Nous regrettons donc les premières annonces du gouvernement concernant le dossier PAC-2020 et notamment la volonté affichée de reprise en main au plan national d’une grande partie des aides du 2e pilier. Nous les regrettons d’autant plus que nous sommes favorables à la demande formulée par la Région Bretagne d’expérimenter une gestion totale de la PAC (pilier I et II). Ce budget de près de 500 M€/an est un formidable levier pour orienter l’agriculture bretonne et mettre enfin en cohérence les deux piliers, pour que l’ambition affichée par la Bretagne du «bien manger» passe aussi par le «bien produire». Bien produire, c’est pour nos organisations permettre à l’économie bretonne de faire du dérèglement climatique, et de l’effondrement de la biodiversité, une priorité.
Elle devra permettre de se poser les questions essentielles comme celle de l’accompagnement à la baisse du nombre d’animaux produits en Bretagne, levier essentiel de la baisse des émissions de GES, des consommations d’eau et des importations de soja (déforestation importée). D’autres enjeux prioritaires devront en découler, renouvellement des générations et maintien de fermes à taille humaine, transition énergétique, sortie des pesticides, relocalisation de la production et de la consommation, restauration et préservation de la biodiversité.

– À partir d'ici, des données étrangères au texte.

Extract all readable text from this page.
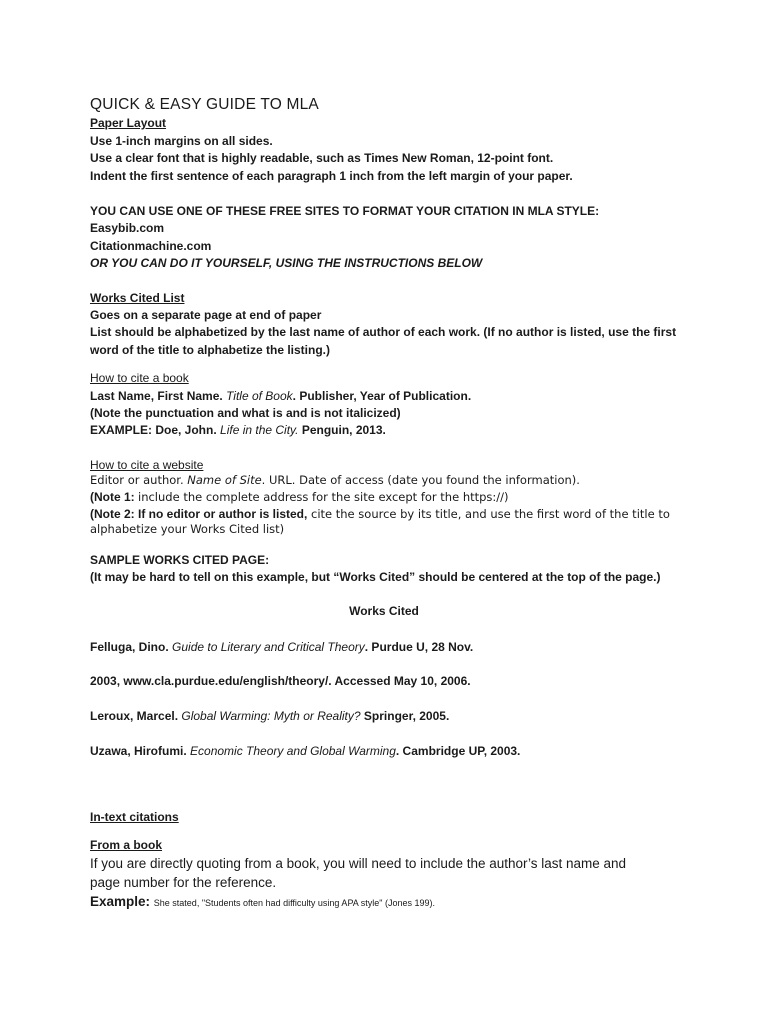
QUICK & EASY GUIDE TO MLA
Paper Layout
Use 1-inch margins on all sides.
Use a clear font that is highly readable, such as Times New Roman, 12-point font.
Indent the first sentence of each paragraph 1 inch from the left margin of your paper.
YOU CAN USE ONE OF THESE FREE SITES TO FORMAT YOUR CITATION IN MLA STYLE:
Easybib.com
Citationmachine.com
OR YOU CAN DO IT YOURSELF, USING THE INSTRUCTIONS BELOW
Works Cited List
Goes on a separate page at end of paper
List should be alphabetized by the last name of author of each work. (If no author is listed, use the first
word of the title to alphabetize the listing.)
How to cite a book
Last Name, First Name. Title of Book. Publisher, Year of Publication.
(Note the punctuation and what is and is not italicized)
EXAMPLE: Doe, John. Life in the City. Penguin, 2013.
How to cite a website
Editor or author. Name of Site. URL. Date of access (date you found the information).
(Note 1: include the complete address for the site except for the https://)
(Note 2: If no editor or author is listed, cite the source by its title, and use the first word of the title to
alphabetize your Works Cited list)
SAMPLE WORKS CITED PAGE:
(It may be hard to tell on this example, but “Works Cited” should be centered at the top of the page.)
Works Cited
Felluga, Dino. Guide to Literary and Critical Theory. Purdue U, 28 Nov.
2003, www.cla.purdue.edu/english/theory/. Accessed May 10, 2006.
Leroux, Marcel. Global Warming: Myth or Reality? Springer, 2005.
Uzawa, Hirofumi. Economic Theory and Global Warming. Cambridge UP, 2003.
In-text citations
From a book
If you are directly quoting from a book, you will need to include the author’s last name and
page number for the reference.
Example: She stated, "Students often had difficulty using APA style" (Jones 199).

Pour atteindre ces objectifs, la régionalisation totale de la PAC en Bretagne devra intégrer une ouverture des instances de gouvernance à la société civile et aux décideurs en charge de l’environnement et de la santé à l’échelle régionale.L’objectif environnemental ne pourra pas être atteint sans une cohérence avec le volet économique et social, et notamment le principe même d’une rémunération des actifs plutôt que des hectares, par :
– une aide minimale ou «petite ferme» de 5000 €/actif paysan et un plafonnement à 25000 €,
– un transfert du 1er pilier vers le 2è pour accompagner les paysan.nes dans la transition,
– des aides au développement de l’autonomie protéique et à la baisse du nombre d’animaux,
– un soutien marqué à la prairie et au système bocager,
– un grand plan d’installation agroécologique, vivrière, bas carbone et reliée au territoire.

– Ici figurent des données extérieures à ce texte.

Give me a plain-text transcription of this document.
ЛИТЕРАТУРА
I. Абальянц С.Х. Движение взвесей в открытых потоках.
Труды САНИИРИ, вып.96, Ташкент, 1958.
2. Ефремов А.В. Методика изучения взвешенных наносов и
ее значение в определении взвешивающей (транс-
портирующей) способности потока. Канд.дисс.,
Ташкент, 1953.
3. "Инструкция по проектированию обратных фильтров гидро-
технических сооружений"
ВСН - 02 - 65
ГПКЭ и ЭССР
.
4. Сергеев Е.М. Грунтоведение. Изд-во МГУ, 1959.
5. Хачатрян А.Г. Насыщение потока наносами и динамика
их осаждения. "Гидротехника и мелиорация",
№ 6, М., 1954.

Concernant le second pilier la priorité doit être donnée à l’accompagnement de la transition par :
– la poursuite et le renforcement des MAEC systèmes et aides bio (conversion et maintien),
– la création d’aides à la diversification, à la baisse des cheptels, à la montée en gamme et à l’autonomie des fermes,
– le relèvement de l’âge limite pour percevoir l’aide à l’installation et une Dotation Jeune Agriculteur (DJA) qui intègre les nouveaux enjeux.

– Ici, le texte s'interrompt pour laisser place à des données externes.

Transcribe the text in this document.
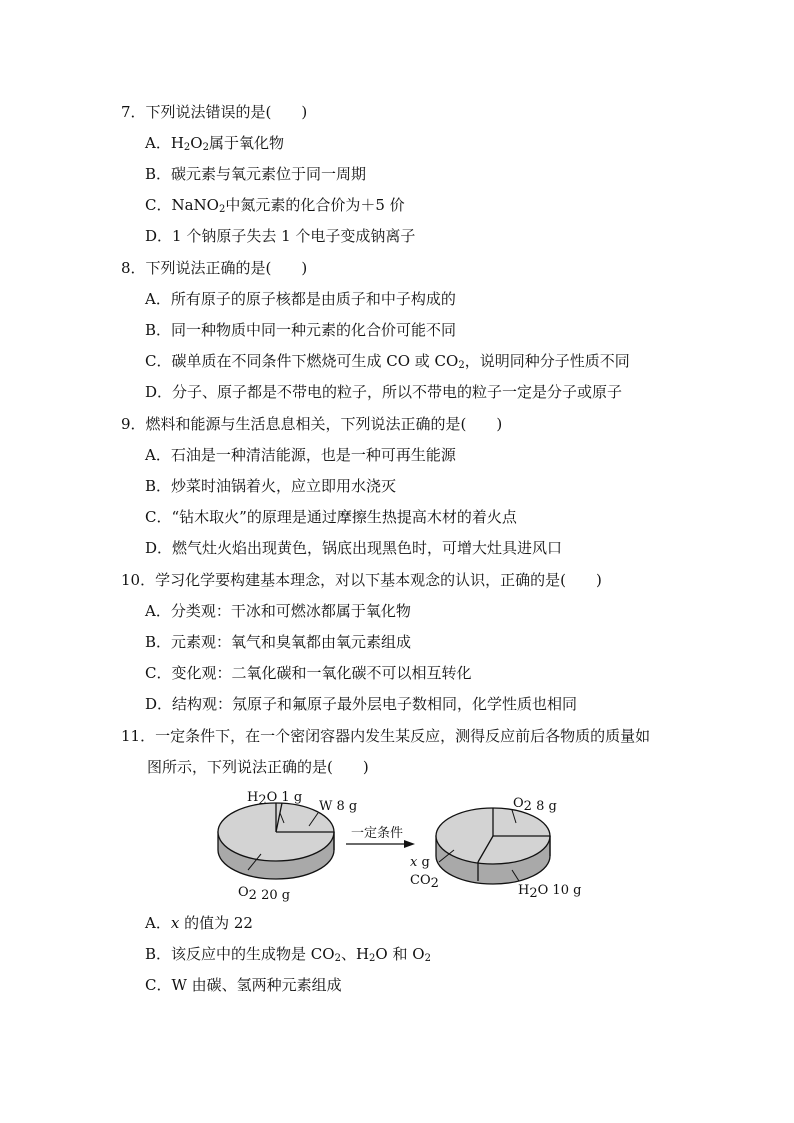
7．下列说法错误的是(　　)
A．$H_2O_2$属于氧化物
B．碳元素与氧元素位于同一周期
C．NaNO$_2$中氮元素的化合价为＋5 价
D．1 个钠原子失去 1 个电子变成钠离子
8．下列说法正确的是(　　)
A．所有原子的原子核都是由质子和中子构成的
B．同一种物质中同一种元素的化合价可能不同
C．碳单质在不同条件下燃烧可生成 CO 或 $CO_2$，说明同种分子性质不同
D．分子、原子都是不带电的粒子，所以不带电的粒子一定是分子或原子
9．燃料和能源与生活息息相关，下列说法正确的是(　　)
A．石油是一种清洁能源，也是一种可再生能源
B．炒菜时油锅着火，应立即用水浇灭
C．“钻木取火”的原理是通过摩擦生热提高木材的着火点
D．燃气灶火焰出现黄色，锅底出现黑色时，可增大灶具进风口
10．学习化学要构建基本理念，对以下基本观念的认识，正确的是(　　)
A．分类观：干冰和可燃冰都属于氧化物
B．元素观：氧气和臭氧都由氧元素组成
C．变化观：二氧化碳和一氧化碳不可以相互转化
D．结构观：氖原子和氟原子最外层电子数相同，化学性质也相同
11．一定条件下，在一个密闭容器内发生某反应，测得反应前后各物质的质量如
图所示，下列说法正确的是(　　)
H2O 1 g
W 8 g
O2 20 g
一定条件
O2 8 g
x g
CO2	H2O 10 g
A．x 的值为 22
B．该反应中的生成物是 $CO_2$、$H_2O$ 和 $O_2$
C．W 由碳、氢两种元素组成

Enfin, nos organisations appellent à renoncer à tout financement public des assurances privées, ainsi qu’à l’application de nouveaux critères d’éco et de socio conditionnalité de toutes les aides publiques au redémarrage de l’économie. Elles appellent également la Région à s’engager à ce que cet argent de la PAC s’attache à permettre la régulation des marchés et la maîtrise des productions pour prévenir les crises et garantir des prix agricoles rémunérateurs ainsi que l’amélioration générale de la résilience des fermes.
Par ce communiqué nos organisations associatives, qui représentent plus de 150 associations bretonnes engagées pour la protection de la nature et la transition écologique, demandent au gouvernement de répondre favorablement à la demande de la Région Bretagne d’expérimenter une gestion totale de la PAC (pilier I et II) au service des consommateurs, des paysans, des milieux naturels et du climat.
* FBNE fédère les associations de protection de la nature bretonne, fondée par Bretagne Vivante, CoBEN, Eau et Rivières de Bretagne, Groupe Mammalogique Breton, UMIVEM, VivArmor Nature – Relais de France Nature Environnement.